IMPLANTS AND ORAL HYGIENE

Proper monitoring and maintenance of the dental implant and its associated restoration through a combination of appropriate professional care and effective patient oral hygiene are essential to ensure their longevity (Bansal et al., 2019). The value of conventional periodontal parameters in determining peri-implant health is not clearly evident in the literature, but these evaluation techniques do not appear to have a detrimental effect. The concern about compromising the integrity of the implant and the contiguous tissues can cause improper monitoring and treatment which can promote the development of peri-implant disease (Hutto and Liberman, 2020). Therefore, it is paramount that the dental implant team understand the similarities and distinctions between the dental implant and the natural tooth. Subsequently, by comparing and contrasting these characteristics of the natural tooth and a dental implant, basic guidelines can be provided for maintaining the long-term health of the dental implant. Direct anchorage of the dental implant body to alveolar bone provides the foundation for a prosthesis and transmits occlusal forces to the alveolar bone. This is the definition of osseointegration which includes clinical and radiographic evidence of successful osseointegration of the implant to the alveolar bone (Pirc and Dragan, 2017). With the increased acceptance of dental implants as a viable treatment option for the restoration of a partially or fully edentulous mouth, the tasks of maintaining the implant and associated prosthesis and educating patients about dental hygiene have fallen to the dental team. In recent years, the focus of implant dentistry has changed from obtaining osseointegration, which is now highly predictable, to the long-term maintenance of the health of the peri- implant’s hard and soft tissues. This can be achieved through appropriate professional care, patient education and cooperation, and effective home care (Kandasamy, et al., 2018). Patients must accept the responsibility of being cotherapists in maintenance therapy, and thus, the dental team essentially must screen the potential implant patient to ensure that this is an achievable goal. Typically, diagnosis and treatment planning based on a risk- benefit analysis are performed after thorough medical, dental,

head-and-neck, psychological, and radiographic examinations and a temporomandibular joint health evaluation (Hutto and Liberman, 2020).
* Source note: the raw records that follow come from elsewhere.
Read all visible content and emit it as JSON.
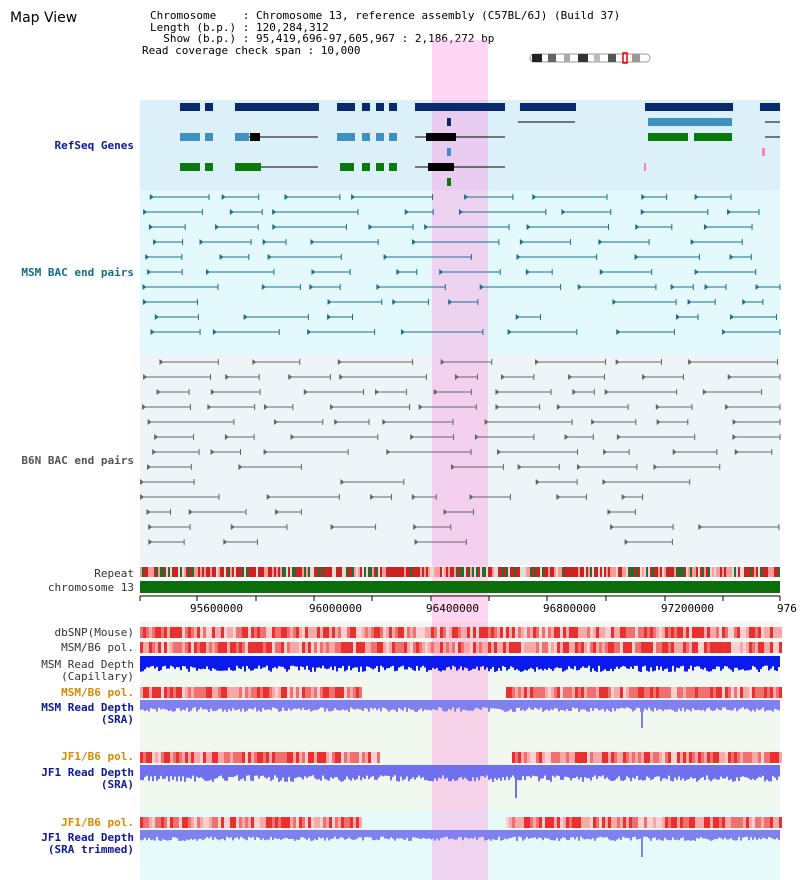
{
  "page": {
    "title": "Map View"
  },
  "info": {
    "chromosome_line": "Chromosome    : Chromosome 13, reference assembly (C57BL/6J) (Build 37)",
    "length_line": "Length (b.p.) : 120,284,312",
    "show_line": "  Show (b.p.) : 95,419,696-97,605,967 : 2,186,272 bp",
    "coverage_line": "Read coverage check span : 10,000"
  },
  "tracks": {
    "refseq": "RefSeq Genes",
    "msm_bac": "MSM BAC end pairs",
    "b6n_bac": "B6N BAC end pairs",
    "repeat": "Repeat",
    "chromosome": "chromosome 13",
    "dbsnp": "dbSNP(Mouse)",
    "msm_b6_pol_1": "MSM/B6 pol.",
    "msm_depth_cap_1": "MSM Read Depth",
    "msm_depth_cap_2": "(Capillary)",
    "msm_b6_pol_2": "MSM/B6 pol.",
    "msm_depth_sra_1": "MSM Read Depth",
    "msm_depth_sra_2": "(SRA)",
    "jf1_b6_pol_1": "JF1/B6 pol.",
    "jf1_depth_1": "JF1 Read Depth",
    "jf1_depth_2": "(SRA)",
    "jf1_b6_pol_2": "JF1/B6 pol.",
    "jf1_depth_trim_1": "JF1 Read Depth",
    "jf1_depth_trim_2": "(SRA trimmed)"
  },
  "axis": {
    "ticks": [
      "95600000",
      "96000000",
      "96400000",
      "96800000",
      "97200000",
      "976"
    ]
  },
  "colors": {
    "refseq_bg": "#ddf0fa",
    "msm_bg": "#e5fafc",
    "b6n_bg": "#eef6f9",
    "chromosome": "#0a6e0a",
    "highlight": "#ffb0e6",
    "depth_blue": "#0a1aee",
    "depth_light": "#8080f0",
    "pol_red": "#ee3030"
  }
}
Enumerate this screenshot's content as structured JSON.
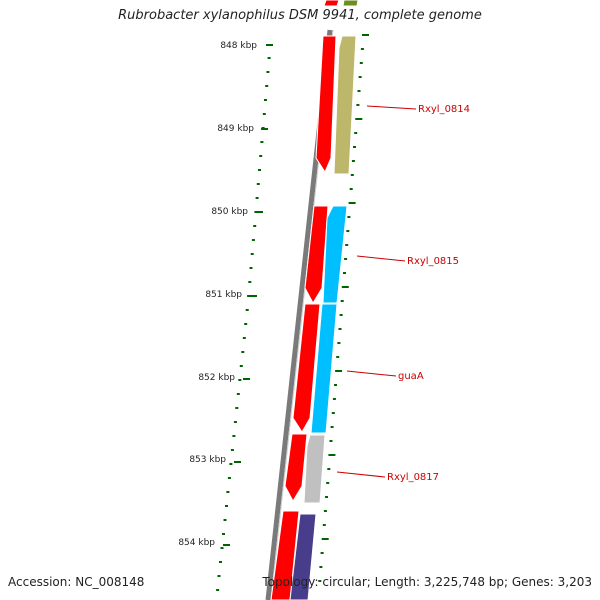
{
  "title": "Rubrobacter xylanophilus DSM 9941, complete genome",
  "accession": "Accession: NC_008148",
  "topology": "Topology: circular; Length: 3,225,748 bp; Genes: 3,203",
  "scale": {
    "tick_labels": [
      "848 kbp",
      "849 kbp",
      "850 kbp",
      "851 kbp",
      "852 kbp",
      "853 kbp",
      "854 kbp"
    ]
  },
  "genes": [
    {
      "label": "Rxyl_0814"
    },
    {
      "label": "Rxyl_0815"
    },
    {
      "label": "guaA"
    },
    {
      "label": "Rxyl_0817"
    }
  ],
  "colors": {
    "backbone": "#808080",
    "forward_strand": "#ff0000",
    "gene_0814": "#bdb76b",
    "gene_0815_guaA": "#00bfff",
    "gene_0817": "#c0c0c0",
    "gene_bottom": "#483d8b",
    "tick": "#006400"
  }
}
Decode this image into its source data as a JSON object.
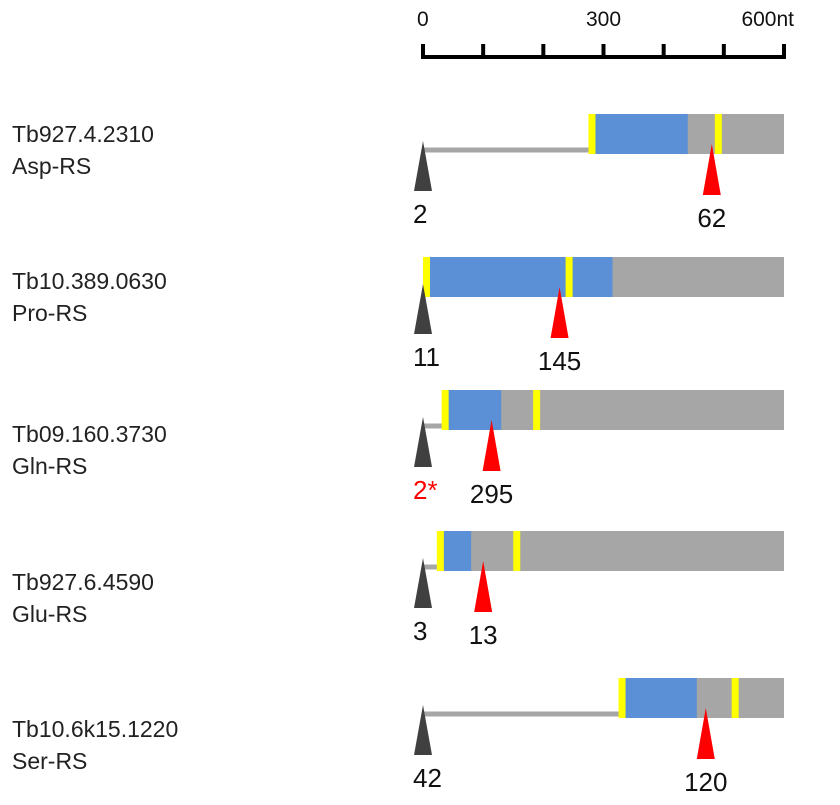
{
  "scale": {
    "max_nt": 600,
    "ticks": [
      {
        "value": 0,
        "label": "0"
      },
      {
        "value": 100,
        "label": ""
      },
      {
        "value": 200,
        "label": ""
      },
      {
        "value": 300,
        "label": "300"
      },
      {
        "value": 400,
        "label": ""
      },
      {
        "value": 500,
        "label": ""
      },
      {
        "value": 600,
        "label": "600nt"
      }
    ]
  },
  "colors": {
    "leader_line": "#a6a6a6",
    "utr_box": "#a6a6a6",
    "domain_box": "#5b8fd6",
    "boundary_mark": "#ffff00",
    "gray_marker": "#404040",
    "red_marker": "#ff0000",
    "red_label": "#ff0000"
  },
  "genes": [
    {
      "id": "Tb927.4.2310",
      "name": "Asp-RS",
      "gray_box_start": 280,
      "blue_start": 280,
      "blue_end": 440,
      "box_end": 600,
      "yellow_marks": [
        280,
        490
      ],
      "gray_marker": {
        "pos": 0,
        "label": "2",
        "label_red": false
      },
      "red_marker": {
        "pos": 480,
        "label": "62"
      }
    },
    {
      "id": "Tb10.389.0630",
      "name": "Pro-RS",
      "gray_box_start": 5,
      "blue_start": 5,
      "blue_end": 315,
      "box_end": 600,
      "yellow_marks": [
        5,
        242
      ],
      "gray_marker": {
        "pos": 0,
        "label": "11",
        "label_red": false
      },
      "red_marker": {
        "pos": 227,
        "label": "145"
      }
    },
    {
      "id": "Tb09.160.3730",
      "name": "Gln-RS",
      "gray_box_start": 36,
      "blue_start": 36,
      "blue_end": 130,
      "box_end": 600,
      "yellow_marks": [
        36,
        188
      ],
      "gray_marker": {
        "pos": 0,
        "label": "2*",
        "label_red": true
      },
      "red_marker": {
        "pos": 114,
        "label": "295"
      }
    },
    {
      "id": "Tb927.6.4590",
      "name": "Glu-RS",
      "gray_box_start": 28,
      "blue_start": 28,
      "blue_end": 80,
      "box_end": 600,
      "yellow_marks": [
        28,
        155
      ],
      "gray_marker": {
        "pos": 0,
        "label": "3",
        "label_red": false
      },
      "red_marker": {
        "pos": 100,
        "label": "13"
      }
    },
    {
      "id": "Tb10.6k15.1220",
      "name": "Ser-RS",
      "gray_box_start": 330,
      "blue_start": 330,
      "blue_end": 455,
      "box_end": 600,
      "yellow_marks": [
        330,
        518
      ],
      "gray_marker": {
        "pos": 0,
        "label": "42",
        "label_red": false
      },
      "red_marker": {
        "pos": 470,
        "label": "120"
      }
    }
  ]
}
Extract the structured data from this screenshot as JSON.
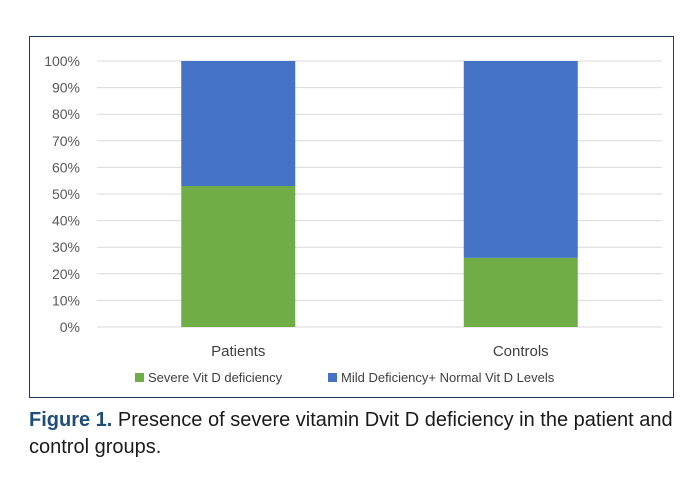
{
  "chart_data": {
    "type": "bar",
    "stacked": true,
    "categories": [
      "Patients",
      "Controls"
    ],
    "series": [
      {
        "name": "Severe Vit D deficiency",
        "color": "#70ad47",
        "values": [
          53,
          26
        ]
      },
      {
        "name": "Mild Deficiency+ Normal Vit D Levels",
        "color": "#4472c4",
        "values": [
          47,
          74
        ]
      }
    ],
    "ylim": [
      0,
      100
    ],
    "yticks": [
      "0%",
      "10%",
      "20%",
      "30%",
      "40%",
      "50%",
      "60%",
      "70%",
      "80%",
      "90%",
      "100%"
    ],
    "grid": true,
    "legend_position": "bottom"
  },
  "caption": {
    "label": "Figure 1.",
    "text": " Presence of severe vitamin Dvit D deficiency in the patient and control groups."
  }
}
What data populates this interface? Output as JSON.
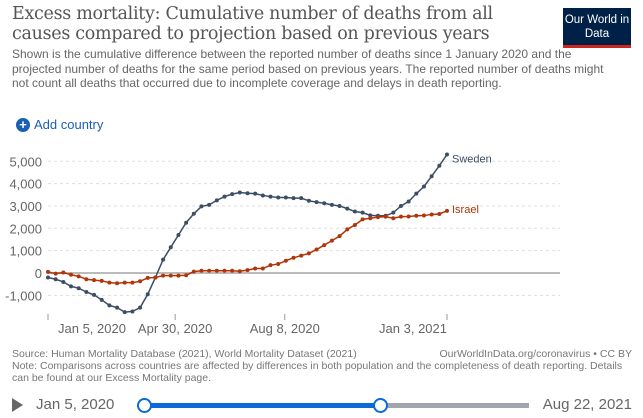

There is convincing evidence that bacterial plaque not only leads to gingivitis and periodontitis (Shankar, et al., 2016) but also can induce the development of peri-implantitis (Caton et al., 2018). 0 Thus, personal oral hygiene must begin at the time of implant placement and should be modified as required using various adjunctive aids to effectively clean the altered morphology of the peri-implant region before, during, and after implant placement. For instance, the routine use of interproximal brushes should be encouraged because it can provide additional access for routing hygiene and may effectively clean the peri-implant sulcus and studies have indicated the superiority of the use interproximal brushes compared to use of traditional floss (Hatfield, 2021; Van Velzen, et al., 2016). In addition to mechanical plaque control, daily rinses using 0.1% chlorhexidine gluconate and the use of a dentifrice with 0.3% triclosan are effective adjuncts for implant home care (Stewart, et al. 2018). Clinical inspection for signs of inflammation (i.e., bleeding on probing, exudate, mobility, probable pockets) and a radiographic evaluation of the peri-implant bony housing are common methods for evaluating the long-term status of endosseous dental implants. For instance, successful and stable endosseous dental implants exhibit no mobility. When there is clinically perceptible mobility, the dental professional should examine the abutment retaining screw and/or prosthetic abutment collar interface for looseness or breakage subsequent to radiographic evaluation of the implant and its surrounding bony housing. The presence of saliva bubbling at the gingival margin when pressure is applied to the implant-retained restoration in a buccal-lingual direction can indicate a loose internal screw while movement and no bubbling or pain can indicate detachment of the external screw or the breakdown of the cement (Hutto and Liberman, 2020).